Celebrating With Color

  • Holi is normally observed on the full moon day of Phalguna. The date may vary between February and March of the Gregorian calendar.

  • In morning, the first gulal is offered to the Gods and pujas are performed. The celebration then breaks in and people get out on the streets with gulal, water colors, syringes and water filled balloons. Revelers throw colors at each other and shout greetings. They also sing and dance with the beats of dholak.

  • In many places, processions are held and people sing and dance all the way and throw colors at the onlookers. Neighborhoods turn into grand party places. Holi is a national holiday and all the public and private offices as well as the banks remain closed on the day.

The Mythological Connection

  • The popular Hindu beliefs associate the celebration of Holi with Lord Krishna. He is believed to have played Holi with the people of Braj and Nandagaon.

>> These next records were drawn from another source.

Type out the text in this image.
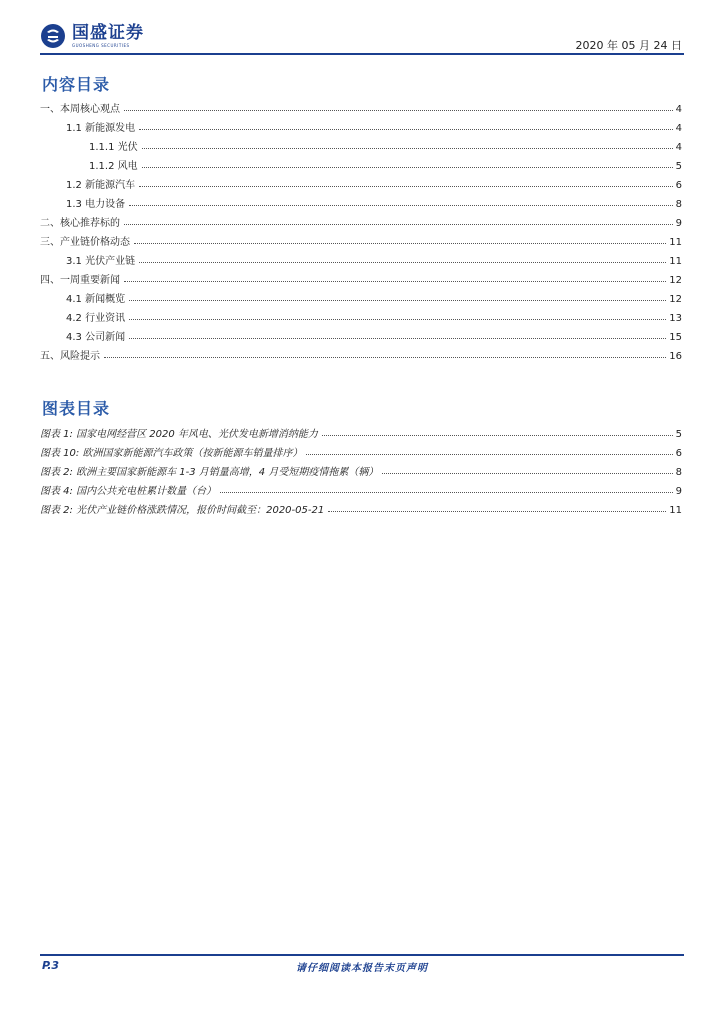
国盛证券
GUOSHENG SECURITIES	2020 年 05 月 24 日
内容目录
一、本周核心观点	4
1.1 新能源发电	4
1.1.1 光伏	4
1.1.2 风电	5
1.2 新能源汽车	6
1.3 电力设备	8
二、核心推荐标的	9
三、产业链价格动态	11
3.1 光伏产业链	11
四、一周重要新闻	12
4.1 新闻概览	12
4.2 行业资讯	13
4.3 公司新闻	15
五、风险提示	16
图表目录
图表 1: 国家电网经营区 2020 年风电、光伏发电新增消纳能力	5
图表 10: 欧洲国家新能源汽车政策（按新能源车销量排序）	6
图表 2: 欧洲主要国家新能源车 1-3 月销量高增，4 月受短期疫情拖累（辆）	8
图表 4: 国内公共充电桩累计数量（台）	9
图表 2: 光伏产业链价格涨跌情况，报价时间截至：2020-05-21	11
P.3	请仔细阅读本报告末页声明
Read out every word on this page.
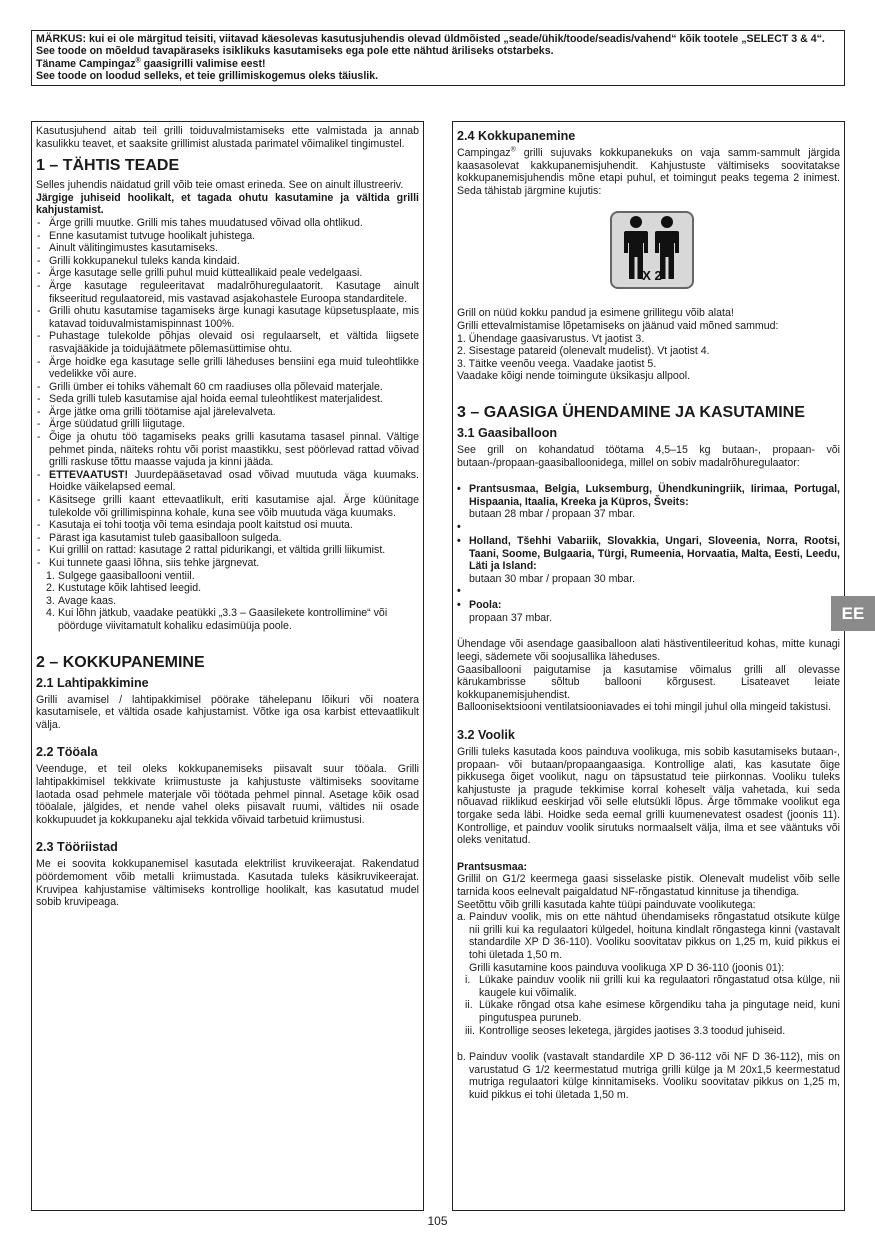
MÄRKUS: kui ei ole märgitud teisiti, viitavad käesolevas kasutusjuhendis olevad üldmõisted „seade/ühik/toode/seadis/vahend“ kõik tootele „SELECT 3 & 4“.

See toode on mõeldud tavapäraseks isiklikuks kasutamiseks ega pole ette nähtud äriliseks otstarbeks.

Täname Campingaz® gaasigrilli valimise eest!

See toode on loodud selleks, et teie grillimiskogemus oleks täiuslik.

Kasutusjuhend aitab teil grilli toiduvalmistamiseks ette valmistada ja annab kasulikku teavet, et saaksite grillimist alustada parimatel võimalikel tingimustel.

1 – TÄHTIS TEADE

Selles juhendis näidatud grill võib teie omast erineda. See on ainult illustreeriv.

Järgige juhiseid hoolikalt, et tagada ohutu kasutamine ja vältida grilli kahjustamist.

- Ärge grilli muutke. Grilli mis tahes muudatused võivad olla ohtlikud.
- Enne kasutamist tutvuge hoolikalt juhistega.
- Ainult välitingimustes kasutamiseks.
- Grilli kokkupanekul tuleks kanda kindaid.
- Ärge kasutage selle grilli puhul muid kütteallikaid peale vedelgaasi.
- Ärge kasutage reguleeritavat madalrõhuregulaatorit. Kasutage ainult fikseeritud regulaatoreid, mis vastavad asjakohastele Euroopa standarditele.
- Grilli ohutu kasutamise tagamiseks ärge kunagi kasutage küpsetusplaate, mis katavad toiduvalmistamispinnast 100%.
- Puhastage tulekolde põhjas olevaid osi regulaarselt, et vältida liigsete rasvajääkide ja toidujäätmete põlemasüttimise ohtu.
- Ärge hoidke ega kasutage selle grilli läheduses bensiini ega muid tuleohtlikke vedelikke või aure.
- Grilli ümber ei tohiks vähemalt 60 cm raadiuses olla põlevaid materjale.
- Seda grilli tuleb kasutamise ajal hoida eemal tuleohtlikest materjalidest.
- Ärge jätke oma grilli töötamise ajal järelevalveta.
- Ärge süüdatud grilli liigutage.
- Õige ja ohutu töö tagamiseks peaks grilli kasutama tasasel pinnal. Vältige pehmet pinda, näiteks rohtu või porist maastikku, sest pöörlevad rattad võivad grilli raskuse tõttu maasse vajuda ja kinni jääda.
- ETTEVAATUST! Juurdepääsetavad osad võivad muutuda väga kuumaks. Hoidke väikelapsed eemal.
- Käsitsege grilli kaant ettevaatlikult, eriti kasutamise ajal. Ärge küünitage tulekolde või grillimispinna kohale, kuna see võib muutuda väga kuumaks.
- Kasutaja ei tohi tootja või tema esindaja poolt kaitstud osi muuta.
- Pärast iga kasutamist tuleb gaasiballoon sulgeda.
- Kui grillil on rattad: kasutage 2 rattal pidurikangi, et vältida grilli liikumist.
- Kui tunnete gaasi lõhna, siis tehke järgnevat.
1. Sulgege gaasiballooni ventiil.
2. Kustutage kõik lahtised leegid.
3. Avage kaas.
4. Kui lõhn jätkub, vaadake peatükki „3.3 – Gaasilekete kontrollimine“ või pöörduge viivitamatult kohaliku edasimüüja poole.
2 – KOKKUPANEMINE
2.1 Lahtipakkimine

Grilli avamisel / lahtipakkimisel pöörake tähelepanu lõikuri või noatera kasutamisele, et vältida osade kahjustamist. Võtke iga osa karbist ettevaatlikult välja.

2.2 Tööala

Veenduge, et teil oleks kokkupanemiseks piisavalt suur tööala. Grilli lahtipakkimisel tekkivate kriimustuste ja kahjustuste vältimiseks soovitame laotada osad pehmele materjale või töötada pehmel pinnal. Asetage kõik osad tööalale, jälgides, et nende vahel oleks piisavalt ruumi, vältides nii osade kokkupuudet ja kokkupaneku ajal tekkida võivaid tarbetuid kriimustusi.

2.3 Tööriistad

Me ei soovita kokkupanemisel kasutada elektrilist kruvikeerajat. Rakendatud pöördemoment võib metalli kriimustada. Kasutada tuleks käsikruvikeerajat. Kruvipea kahjustamise vältimiseks kontrollige hoolikalt, kas kasutatud mudel sobib kruvipeaga.

2.4 Kokkupanemine

Campingaz® grilli sujuvaks kokkupanekuks on vaja samm-sammult järgida kaasasolevat kakkupanemisjuhendit. Kahjustuste vältimiseks soovitatakse kokkupanemisjuhendis mõne etapi puhul, et toimingut peaks tegema 2 inimest. Seda tähistab järgmine kujutis:

X 2

Grill on nüüd kokku pandud ja esimene grillitegu võib alata!

Grilli ettevalmistamise lõpetamiseks on jäänud vaid mõned sammud:

1. Ühendage gaasivarustus. Vt jaotist 3.

2. Sisestage patareid (olenevalt mudelist). Vt jaotist 4.

3. Täitke veenõu veega. Vaadake jaotist 5.

Vaadake kõigi nende toimingute üksikasju allpool.

3 – GAASIGA ÜHENDAMINE JA KASUTAMINE
3.1 Gaasiballoon

See grill on kohandatud töötama 4,5–15 kg butaan-, propaan- või butaan-/propaan-gaasiballoonidega, millel on sobiv madalrõhuregulaator:

• Prantsusmaa, Belgia, Luksemburg, Ühendkuningriik, Iirimaa, Portugal, Hispaania, Itaalia, Kreeka ja Küpros, Šveits:
butaan 28 mbar / propaan 37 mbar.
•
• Holland, Tšehhi Vabariik, Slovakkia, Ungari, Sloveenia, Norra, Rootsi, Taani, Soome, Bulgaaria, Türgi, Rumeenia, Horvaatia, Malta, Eesti, Leedu, Läti ja Island:
butaan 30 mbar / propaan 30 mbar.
•
• Poola:
propaan 37 mbar.

Ühendage või asendage gaasiballoon alati hästiventileeritud kohas, mitte kunagi leegi, sädemete või soojusallika läheduses.

Gaasiballooni paigutamise ja kasutamise võimalus grilli all olevasse kärukambrisse sõltub ballooni kõrgusest. Lisateavet leiate kokkupanemisjuhendist.

Balloonisektsiooni ventilatsiooniavades ei tohi mingil juhul olla mingeid takistusi.

3.2 Voolik

Grilli tuleks kasutada koos painduva voolikuga, mis sobib kasutamiseks butaan-, propaan- või butaan/propaangaasiga. Kontrollige alati, kas kasutate õige pikkusega õiget voolikut, nagu on täpsustatud teie piirkonnas. Vooliku tuleks kahjustuste ja pragude tekkimise korral koheselt välja vahetada, kui seda nõuavad riiklikud eeskirjad või selle elutsükli lõpus. Ärge tõmmake voolikut ega torgake seda läbi. Hoidke seda eemal grilli kuumenevatest osadest (joonis 11). Kontrollige, et painduv voolik sirutuks normaalselt välja, ilma et see vääntuks või oleks venitatud.

Prantsusmaa:

Grillil on G1/2 keermega gaasi sisselaske pistik. Olenevalt mudelist võib selle tarnida koos eelnevalt paigaldatud NF-rõngastatud kinnituse ja tihendiga.

Seetõttu võib grilli kasutada kahte tüüpi painduvate voolikutega:

a. Painduv voolik, mis on ette nähtud ühendamiseks rõngastatud otsikute külge nii grilli kui ka regulaatori külgedel, hoituna kindlalt rõngastega kinni (vastavalt standardile XP D 36-110). Vooliku soovitatav pikkus on 1,25 m, kuid pikkus ei tohi ületada 1,50 m.
Grilli kasutamine koos painduva voolikuga XP D 36-110 (joonis 01):
i. Lükake painduv voolik nii grilli kui ka regulaatori rõngastatud otsa külge, nii kaugele kui võimalik.
ii. Lükake rõngad otsa kahe esimese kõrgendiku taha ja pingutage neid, kuni pingutuspea puruneb.
iii. Kontrollige seoses leketega, järgides jaotises 3.3 toodud juhiseid.
b. Painduv voolik (vastavalt standardile XP D 36-112 või NF D 36-112), mis on varustatud G 1/2 keermestatud mutriga grilli külge ja M 20x1,5 keermestatud mutriga regulaatori külge kinnitamiseks. Vooliku soovitatav pikkus on 1,25 m, kuid pikkus ei tohi ületada 1,50 m.
EE
105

  • Krishna used to visit the village of Barsana to play Holi with Radha. The custom is still followed and boys from Nandagaon visit Barsana to play Holi with the womenfolk there.

  • The ritual of lighting a bonfire before the celebration of Holi was derived from the tale of Hiranyakashipu and Prahlada.

  • According to the Purana, Holika was the sister of the demon king Hiranyakashipu. She had the boon that she could never be engulfed by fire. So she volunteered to sit in the fire with Prahlada on her lap when Hiranyakashipu tried to kill his son by burning him on pyre.

  • But Prahlada who was a devotee of Lord Vishnu escaped from the fire unharmed and Holika was burnt to death because of her dishonest intentions.

  • Since then the ritual represents burning the evil qualities within and purifying one’s souls and renewing one’s beliefs on God.

Modern Day Celebration

  • The root of the modern day celebration can be found in ancient Bengal. It was a festival introduced by the Vaishnavas to promote unity in the Hindu society divided by castes.

  • In many places, devotees line up before the temples of Radha-Krishna to offer oblation and abir (colored powder or gulal) to the God.

  • Children celebrate this festival in their own way. Their preparation starts many days before Holi. They buy colors, balloons and syringes as a preparation for celebration.

  • Since all the schools and colleges remain closed on Holi they get a full day to have fun and make merry. They would put gulal on the feet of elderly and seek their blessings.

  • Adults have fun of their own. They play with colors and enjoy ‘bhang ka sarbat’, an intoxicating drink. Ladies prepare a wide range of savory and sweet dishes. Evenings are reserved for visiting families and friends and enjoying meals together.